Atrás [TEXT] Dataset of discussion threads from Meneame

[TEXT] Dataset of discussion threads from Meneame

Crawling process

We built a crawling process that collects all the stories in the front page of Meneame from 2011 to 2015 (both years included). We then performed a second crawling process to collect every comment from the discussion thread of each story. From both crawling processes, we obtained 72,005 stories and 5,385,324 comments.

It is important to highlight two issues taken into account when the crawler was designed. First, the machine-readable robots.txt file on Meneame does not disallow this process. Second, the footnote of Meneame indicates the licenses of the code, graphics and content of the website. The license for content is Attribution 3.0 Spain (CC BY 3.0 ES) which allows us to release this dataset.

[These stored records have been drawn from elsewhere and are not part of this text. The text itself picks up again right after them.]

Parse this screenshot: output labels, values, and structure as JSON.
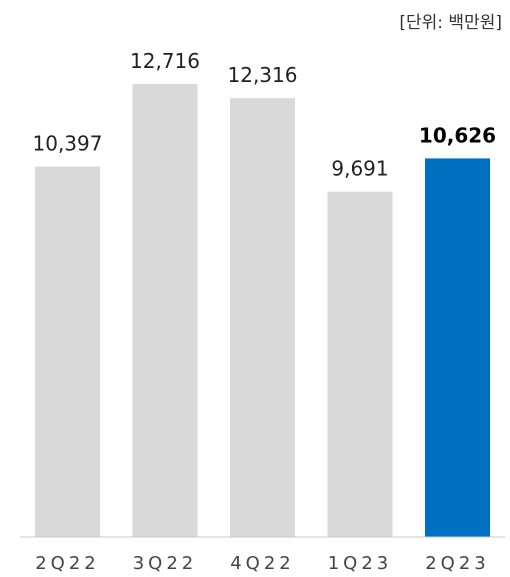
{
  "unit_label": "[단위: 백만원]",
  "colors": {
    "default_bar": "#d9d9d9",
    "highlight_bar": "#0070c0",
    "label": "#222222",
    "axis": "#444444",
    "baseline": "#c8c8c8"
  },
  "chart_data": {
    "type": "bar",
    "categories": [
      "2Q22",
      "3Q22",
      "4Q22",
      "1Q23",
      "2Q23"
    ],
    "values": [
      10397,
      12716,
      12316,
      9691,
      10626
    ],
    "value_labels": [
      "10,397",
      "12,716",
      "12,316",
      "9,691",
      "10,626"
    ],
    "highlight_index": 4,
    "unit": "[단위: 백만원]",
    "ylim": [
      0,
      13500
    ],
    "grid": false,
    "legend": "none"
  }
}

More information http://doi.org/10.5281/zenodo.2536218

Dataset from our ICWSM 2017 paper. When using this resource, please use the following citation:

Aragón P., Gómez V., Kaltenbrunner A. (2017) To Thread or Not to Thread: The Impact of Conversation Threading on Online Discussion, ICWSM-17- 11th International AAAI Conference on Web and Social Media, Montreal, Canada.

More info about this dataset can also be found at:

Aragón P., Gómez V., Kaltenbrunner A., (2017) Detecting Platform Effects in Online Discussions, Policy & Internet, 9, 2017.